Aggregate positive impact: +$8 mil.
At a time when it is clear that mental health services need to be expanded, why are you proposing a net negative reimbursement to psychiatry? According to CMS data as reported in Modern Healthcare, “Among adults aged 18 through 64 with Medicaid coverage, approximately 9.6% have a serious mental illness, 30.5% have any mental illness, and 11.9 % have a substance use disorder.” (http://www.modernhealthcare.com/article/20160329/NEWS/160329877) When those adults turn 65, or at an earlier age if they are determined to be disabled, they are all going on Medicare. Who is going to be there to take care of them?

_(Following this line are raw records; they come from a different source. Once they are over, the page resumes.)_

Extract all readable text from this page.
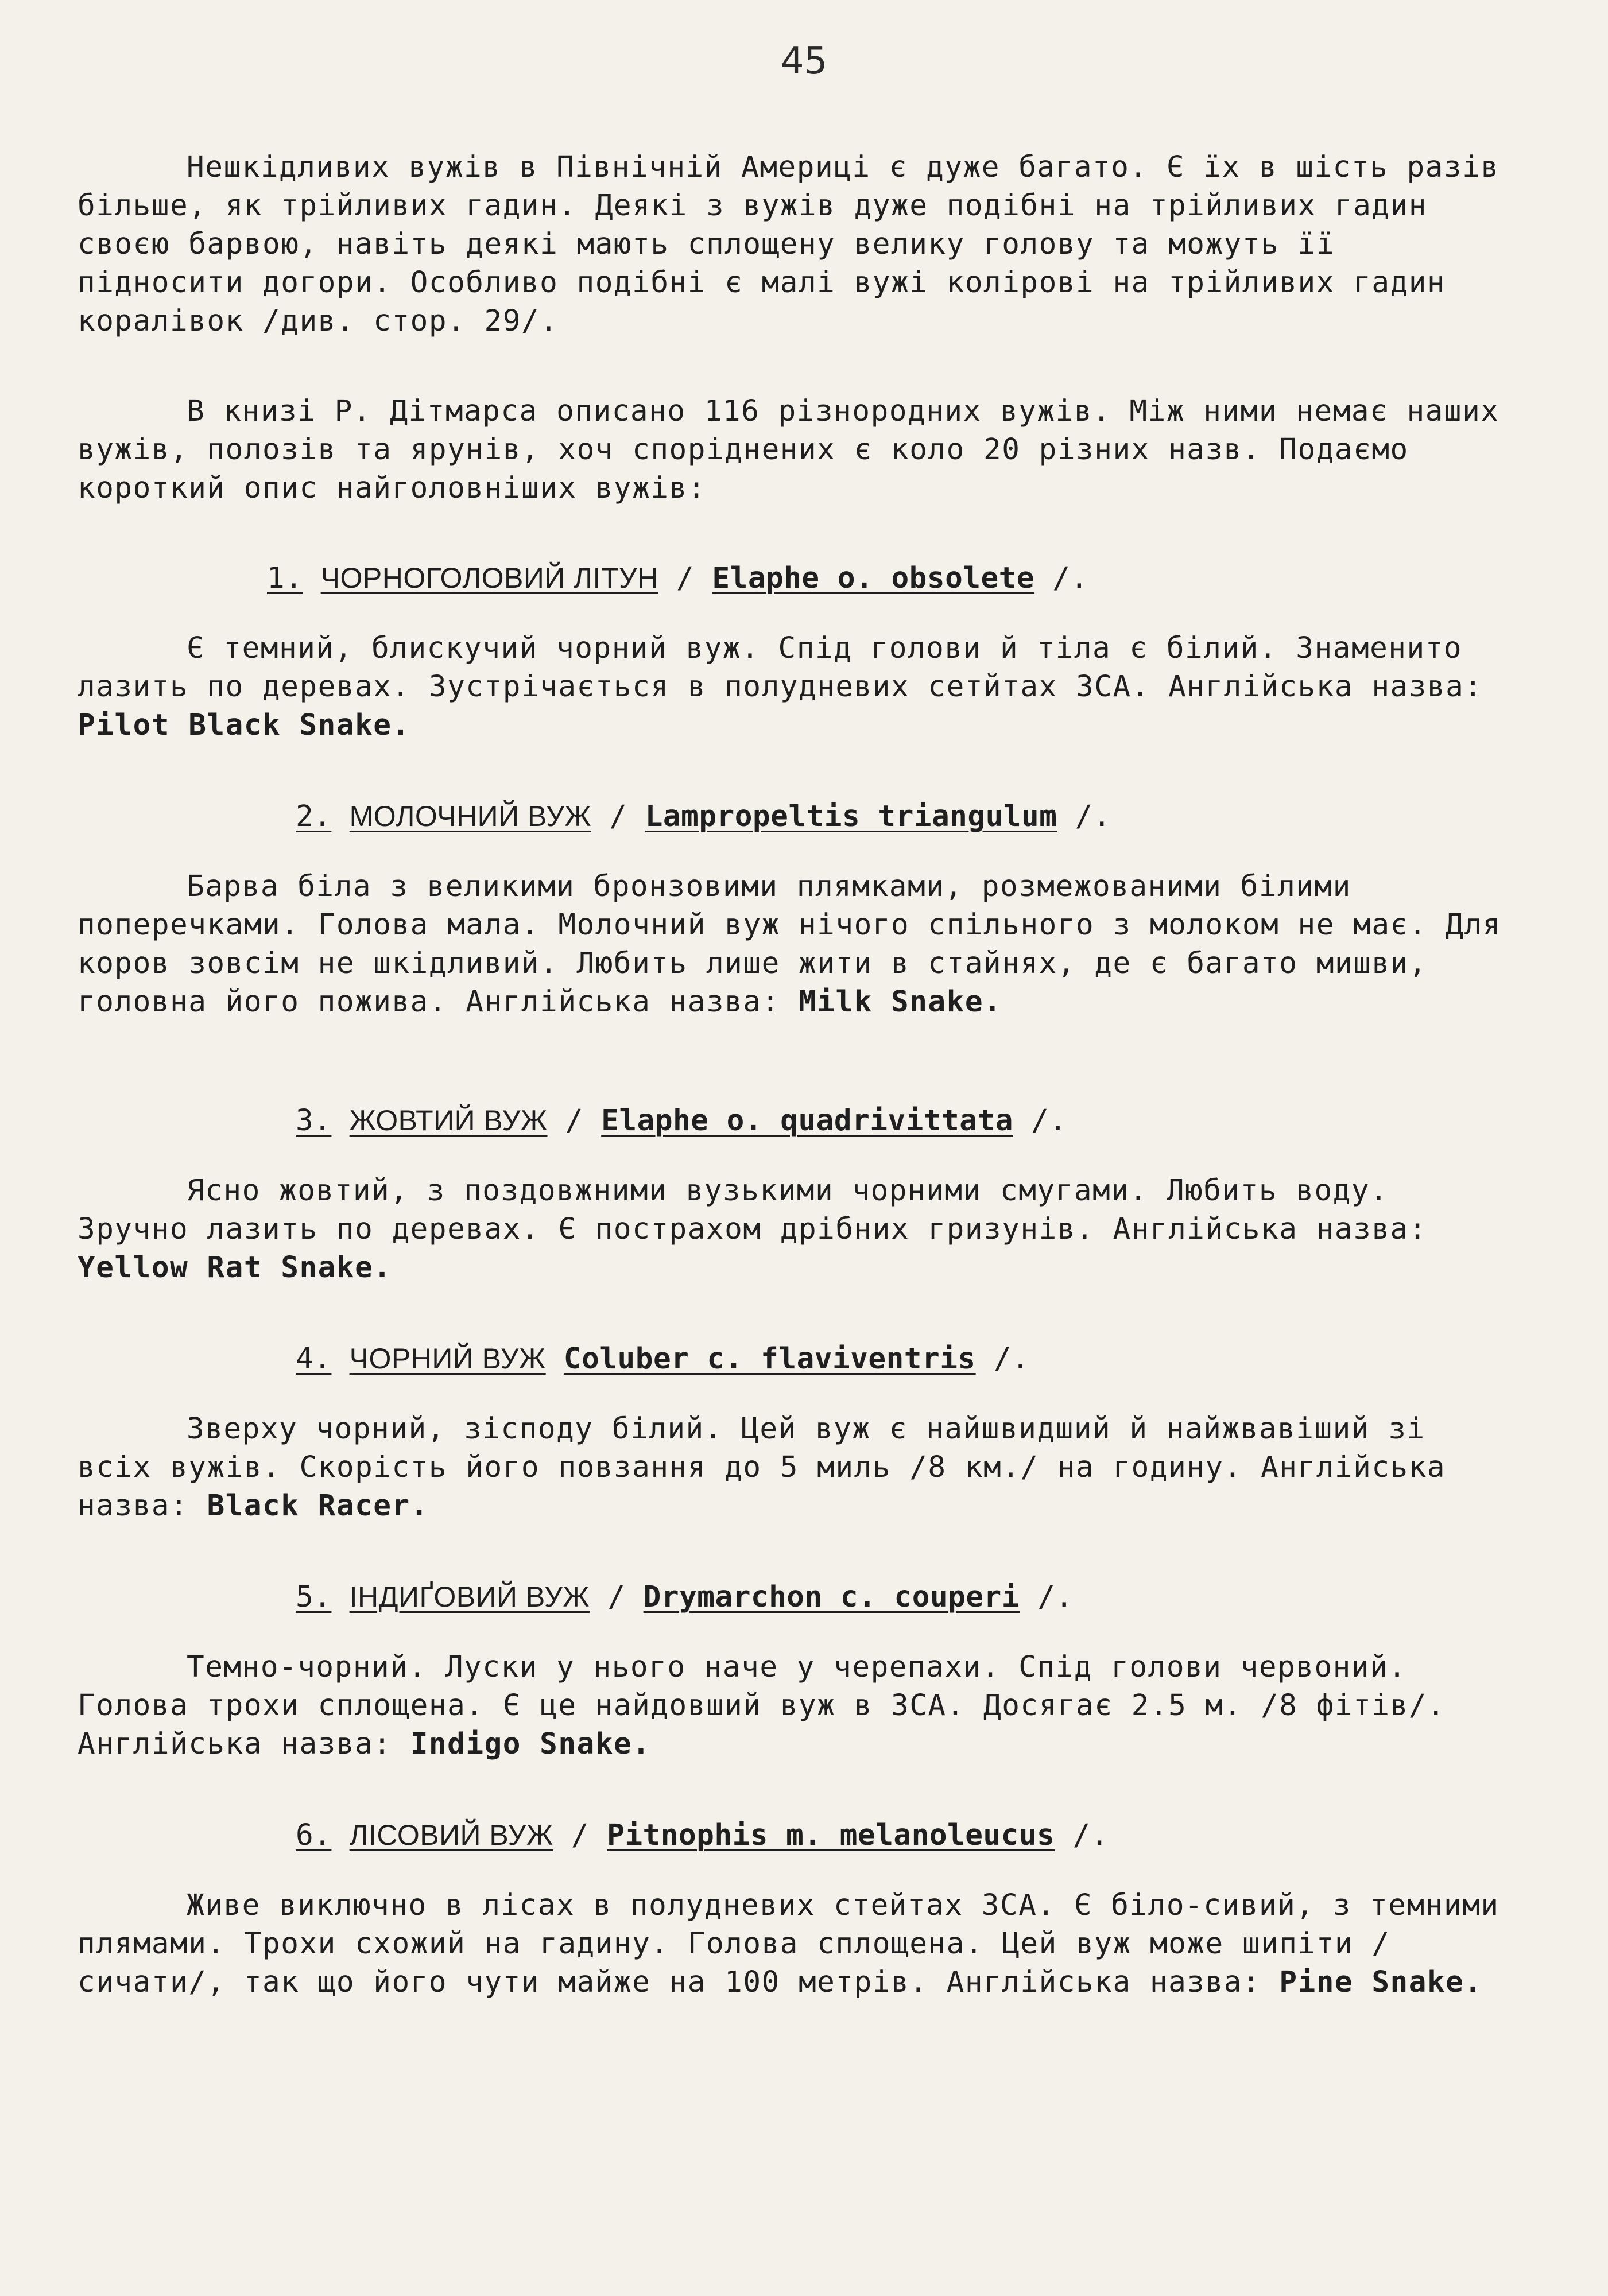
45

Нешкідливих вужів в Північній Америці є дуже багато. Є їх в шість разів більше, як трійливих гадин. Деякі з вужів дуже подібні на трійливих гадин своєю барвою, навіть деякі мають сплощену велику голову та можуть її підносити догори. Особливо подібні є малі вужі колірові на трійливих гадин коралівок /див. стор. 29/.

В книзі Р. Дітмарса описано 116 різнородних вужів. Між ними немає наших вужів, полозів та ярунів, хоч споріднених є коло 20 різних назв. Подаємо короткий опис найголовніших вужів:

1. ЧОРНОГОЛОВИЙ ЛІТУН / Elaphe o. obsolete /.

Є темний, блискучий чорний вуж. Спід голови й тіла є білий. Знаменито лазить по деревах. Зустрічається в полудневих сетйтах ЗСА. Англійська назва: Pilot Black Snake.

2. МОЛОЧНИЙ ВУЖ / Lampropeltis triangulum /.

Барва біла з великими бронзовими плямками, розмежованими білими поперечками. Голова мала. Молочний вуж нічого спільного з молоком не має. Для коров зовсім не шкідливий. Любить лише жити в стайнях, де є багато мишви, головна його пожива. Англійська назва: Milk Snake.

3. ЖОВТИЙ ВУЖ / Elaphe o. quadrivittata /.

Ясно жовтий, з поздовжними вузькими чорними смугами. Любить воду. Зручно лазить по деревах. Є пострахом дрібних гризунів. Англійська назва: Yellow Rat Snake.

4. ЧОРНИЙ ВУЖ Coluber c. flaviventris /.

Зверху чорний, зісподу білий. Цей вуж є найшвидший й найжвавіший зі всіх вужів. Скорість його повзання до 5 миль /8 км./ на годину. Англійська назва: Black Racer.

5. ІНДИҐОВИЙ ВУЖ / Drymarchon c. couperi /.

Темно-чорний. Луски у нього наче у черепахи. Спід голови червоний. Голова трохи сплощена. Є це найдовший вуж в ЗСА. Досягає 2.5 м. /8 фітів/. Англійська назва: Indigo Snake.

6. ЛІСОВИЙ ВУЖ / Pitnophis m. melanoleucus /.

Живе виключно в лісах в полудневих стейтах ЗСА. Є біло-сивий, з темними плямами. Трохи схожий на гадину. Голова сплощена. Цей вуж може шипіти /сичати/, так що його чути майже на 100 метрів. Англійська назва: Pine Snake.
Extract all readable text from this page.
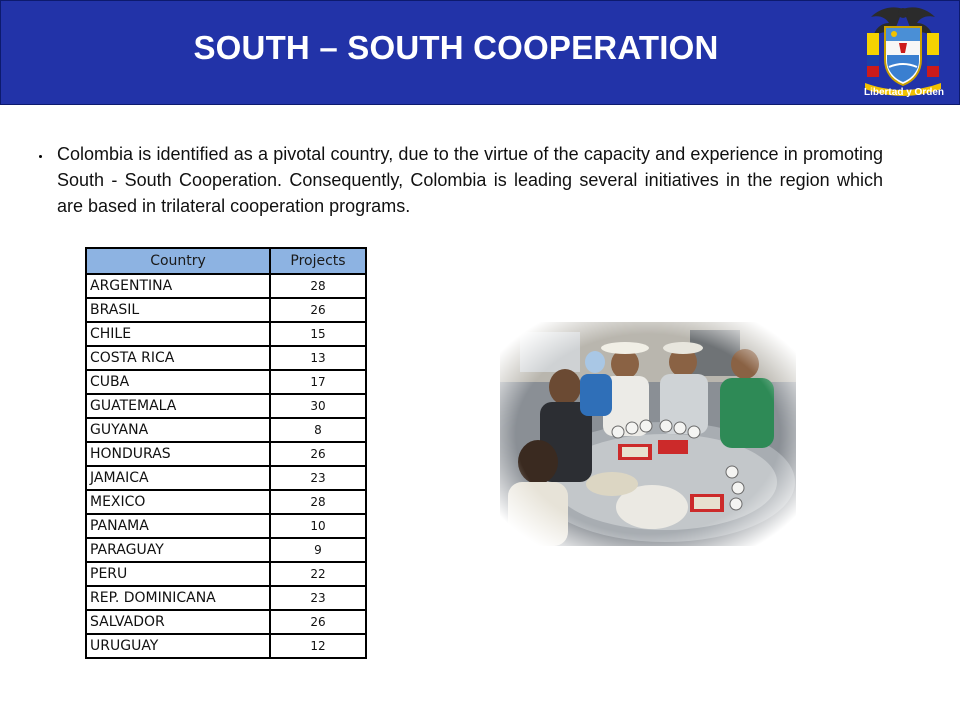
SOUTH – SOUTH COOPERATION
Libertad y Orden
Colombia is identified as a pivotal country, due to the virtue of the capacity and experience in promoting South - South Cooperation. Consequently, Colombia is leading several initiatives in the region which are based in trilateral cooperation programs.
Country	Projects
ARGENTINA	28
BRASIL	26
CHILE	15
COSTA RICA	13
CUBA	17
GUATEMALA	30
GUYANA	8
HONDURAS	26
JAMAICA	23
MEXICO	28
PANAMA	10
PARAGUAY	9
PERU	22
REP. DOMINICANA	23
SALVADOR	26
URUGUAY	12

And as reported in Modern Healthcare by Maria Castellucci on June 15, 2016,
“A House committee Wednesday voted unanimously in favor of advancing a sweeping mental health reform bill. The Helping Families in Mental Health Crisis Act passed 53-0 in the House Energy and Commerce Committee and is now going to the full House floor. “
(http://www.modernhealthcare.com/article/20160615/NEWS/160619939) Again I have the same question: If just as laws are being proposed to expand mental health treatment, why is CMS considering cutting reimbursement to two-thirds of the few psychiatrists who still accept Medicare assignment? And for the third who might receive a small increase, don’t you see that the measures proposed to decide who is rewarded and who is punished are only minimally indicative of what actually happens in real clinical encounters between patients and physicians? You are not collecting meaningful data, and therefore cannot come to accurate conclusions as a basis for payment. You will reward large impersonal corporate practices with the dollars you withhold from physicians like me, who have chosen to spend more time listening and less time typing. That makes no sense and it’s wrong on all counts, so I ask that MACRA not be implemented at all until these and so many other intrinsic flaws are corrected.